Hier kann man schon die Mühen vom Freitag bewundern. Links alles grundiert in sauberem Weiß und rechts sowie oben noch der alte Schmodder der letzten Jahrzehnte.
Nach dem heutigen Tag war dann alles komplett grundiert. Knapp 500 Quadratmeter mit vertrackten Winkeln, Treppen und hohen Decken. Die Arme fühlen sich nun entsprechend an.
Immerhin war auch die Presse vor Ort und es gab vereinzelt Szenenapplaus von Reisenden, daß mal was gemacht würde.
Man sieht im übrigen nach so einer Aktion auch recht … gefärbt aus.
Der aktuelle Zustand der Unterführung in Friedrichsdorf. Angepasst an das typische Stationsniveau des Rhein-Main Gebietes mit einem Hauch Offenbach als Steigerung.
Man erkennt an der Jahreszahl 1997, daß es sich hier für Bahnverhältnisse um spontane Schmierereien handelt, die so kurzfristig noch nicht beseitigt werden konnten.
Nun müssen halt die Bürger der Stadt ran und den Pinsel schwingen.

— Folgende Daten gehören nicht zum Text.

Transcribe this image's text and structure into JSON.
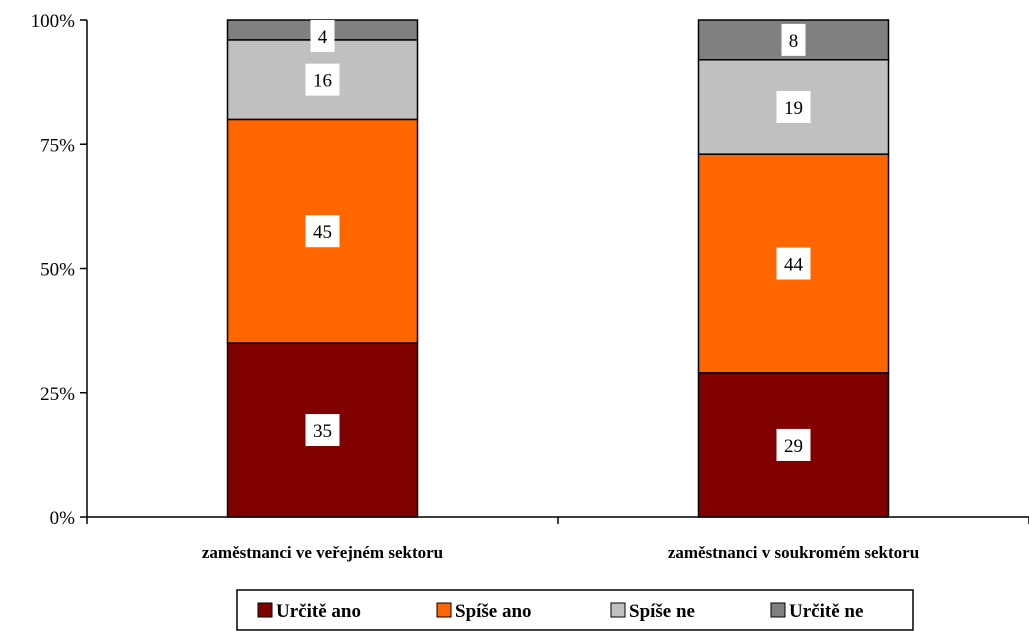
{
  "chart_data": {
    "type": "bar",
    "stacked": true,
    "percent_stacked": true,
    "categories": [
      "zaměstnanci ve veřejném sektoru",
      "zaměstnanci v soukromém sektoru"
    ],
    "series": [
      {
        "name": "Určitě ano",
        "values": [
          35,
          29
        ],
        "color": "#800000"
      },
      {
        "name": "Spíše ano",
        "values": [
          45,
          44
        ],
        "color": "#FF6600"
      },
      {
        "name": "Spíše ne",
        "values": [
          16,
          19
        ],
        "color": "#C0C0C0"
      },
      {
        "name": "Určitě ne",
        "values": [
          4,
          8
        ],
        "color": "#808080"
      }
    ],
    "yticks": [
      "0%",
      "25%",
      "50%",
      "75%",
      "100%"
    ],
    "ylim": [
      0,
      100
    ],
    "grid": false,
    "legend_position": "bottom"
  }
}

Endlich kommt das ganze ins Rollen. Gestern abend war die erste Besprechung in kompletter Runde, wer wann zur freiweilligen Renovierungsaktion anrückt und wie das ganze aussehen wird. Auch die beiden Sprayer waren am Tisch und haben schon mal erste Ideen fürs Konzept gesammelt.
Bei allem Unvermögen des beteiligten Entwicklers in Bezug auf Handwerkliches, die Unterführung kann danach nur besser aussehen, soviel ist sicher.
Nach recht spontan vergangenen Jahren ist nun die Bahn mit einer Zustimmung aufgetaucht. Morgen gibt es eine erste Vorbesprechung wie die Unterführung in Friedrichsdorf renoviert wird. Was ist daran eigentlich so schwierig? Das Material stellt die Stadt, die Arbeit verrichten die Bürger und die Bahn … die mußte nur ja sagen. Na immerhin geht es nun mal einen Schritt weiter.
Hat sich schon mal jemand über das ständig eingeschaltete Deckenlicht in den S-Bahnen des RMV gewundert? Im Winter und im Tunnel mag das ja angehen, aber was soll eine komplette Innenbeleuchtung denn bitte im Sommer? Ist doch sicher ein nicht unerheblicher kW Betrag der da verpulvert wird. Dazu hat der RMV dann auch mal die DB angefragt und diese Antwort trudelte letztendlich ein:
…Die Beleuchtung im Fahrgastraum muss manuell ein- bzw. ausgeschaltet werden. Es besteht derzeit keine Handlungsanweisung für den Triebfahrzeugführer. D.h. – es ist dem Mitarbeiter selbst überlassen, ob er am Tage außerhalb des Tunnels das Licht im Fahrgastraum ausschaltet.
Also: Demnächst immer alle schön zum Fahrer gehen und fragen ob er nicht mal das Licht ausmachen könne.